The post boss looked up at Ashraf. “I know you are not happy, but think of my position. Reorganizations after thirty years of working with the same solid system. Today I have to tell someone who has worked here for twenty-five years we are going to fire him. I was with this man when his wife died, I was at the funeral.”

His eyes shone in the sunlight. “And did I tell you my son is in the hospital?”

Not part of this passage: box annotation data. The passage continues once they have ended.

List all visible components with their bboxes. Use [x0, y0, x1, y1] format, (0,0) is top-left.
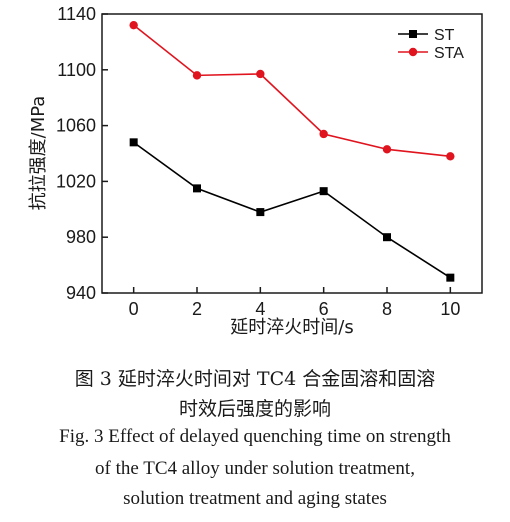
data-point-st	[129, 138, 138, 147]
data-point-st	[383, 233, 391, 242]
data-point-sta	[319, 129, 328, 139]
x-tick-label: 2	[192, 299, 202, 319]
figure-caption-en-line2: of the TC4 alloy under solution treatmen…	[95, 458, 415, 479]
data-point-sta	[129, 20, 138, 30]
x-tick-label: 8	[382, 299, 392, 319]
y-tick-label: 980	[66, 227, 96, 247]
y-tick-label: 1020	[56, 171, 96, 191]
y-tick-label: 1140	[57, 4, 96, 24]
series-line-sta	[133, 24, 451, 158]
figure-caption-en-line1: Fig. 3 Effect of delayed quenching time …	[59, 426, 451, 447]
y-axis-title: 抗拉强度/MPa	[28, 96, 49, 211]
legend-marker-st	[409, 30, 417, 38]
data-point-st	[319, 187, 328, 196]
x-tick-label: 6	[319, 299, 329, 319]
data-point-sta	[192, 71, 202, 80]
data-point-st	[256, 208, 265, 217]
figure-caption-en-line3: solution treatment and aging states	[123, 488, 387, 509]
x-tick-label: 4	[255, 299, 265, 319]
x-axis-title: 延时淬火时间/s	[230, 317, 353, 338]
x-tick-label: 0	[129, 299, 139, 319]
data-point-sta	[446, 152, 455, 161]
y-tick-label: 1060	[56, 116, 96, 136]
figure-caption-cn-line1: 图 3 延时淬火时间对 TC4 合金固溶和固溶	[74, 368, 436, 390]
y-tick-label: 1100	[57, 60, 96, 80]
x-tick-label: 10	[440, 299, 460, 319]
legend-label-st: ST	[434, 27, 455, 44]
data-point-st	[446, 273, 455, 282]
figure-caption-cn-line2: 时效后强度的影响	[178, 398, 331, 420]
y-tick-label: 940	[66, 283, 96, 303]
data-point-sta	[256, 69, 265, 79]
legend-marker-sta	[408, 47, 418, 57]
data-point-st	[193, 184, 201, 193]
data-point-sta	[382, 145, 392, 154]
series-line-st	[133, 141, 451, 279]
legend-label-sta: STA	[434, 45, 464, 62]
plot-frame	[101, 13, 483, 294]
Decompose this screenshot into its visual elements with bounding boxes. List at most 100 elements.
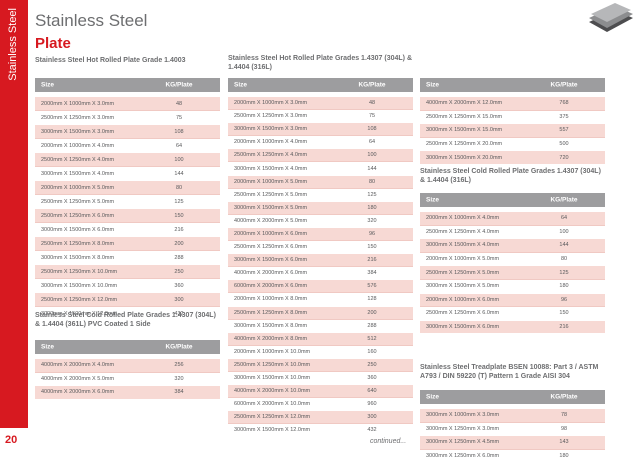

Ashraf nodded. Richie was hammering onto the shell of the snail with the stick. The sound was very loud; it was almost as if it were happening inside Ashraf's ears.

“I do not need to be a trainee first,” Ashraf said. “I have experience.”

“They tried to wake him today by putting electrodes in his brain,” the boss said. “He did not wake up. Of course he didn't. I could have told them that.”

The boss looked up at Ashraf.

“He was a chauffeur. He had a nice car, a regular employer. Then he swells up like a balloon. Two hundred and fifteen kilograms. ‘Why, Freddy,' I asked him, ‘why did you eat so much? Why do you keep putting food in your mouth?' But he never answered—it was as if he didn't care. He was not even a cook or something, he was just a chauffeur. Until he could not get in his car anymore. ‘Don't you care that you don't fit in your own car anymore?' I asked him. ‘What on earth goes on in your head?' And you know what he said? He said: ‘Obviously, it is a crying shame.' With a stone-cold face. Like he was some kind of TV presenter. ‘Obviously, it is a crying shame'! Who says that kind of thing? And his eyes were so light and strange, it was like he really believed it.”

The post boss bent forward and leaned on his arms again. He put out the cigar stub with his foot and sighed deeply. Ashraf felt a lump in his throat and his blood was racing. He tried to
determine what he should do, but his thoughts did not want to start. The shell of the snail was making a breaking sound.

“Yesterday there were flowers by his bed,” his boss said. “‘I am ill when you are ill,' the card said. ‘Lots of love from Mr. Wheelbarrow.'” The boss shook his head. “Mr. Wheelbarrow was his employer. My son used to drive him to the television studios every day, and to lunch and a thousand other engagements. But such a card. Is that normal? I just don't know anymore.”

Ashraf did not listen to the post boss. He thought of the areas and his plan. “It is not fair,” he said with a choked-up voice. “You promised me those areas, I was counting on them.” He knew he sounded like a child, but it really wasn't fair to him.

“Well,” the boss said, “all right. When you are done training, you can start with one area. 1985 will be free by Friday.” Then he got up from the chair and walked toward the Royal Mail Centre. “Four days training, with Richie there.”

A girl with a blond ponytail drove past Ashraf and Richie toward the center. She waved at them.

“She likes me,” Richie said. Ashraf did not answer. He took the stick from Richie and threw it away. They both looked down as Ashraf picked up the snail and put it in the bushes. Then they silently loaded the boxes into Richie's red van.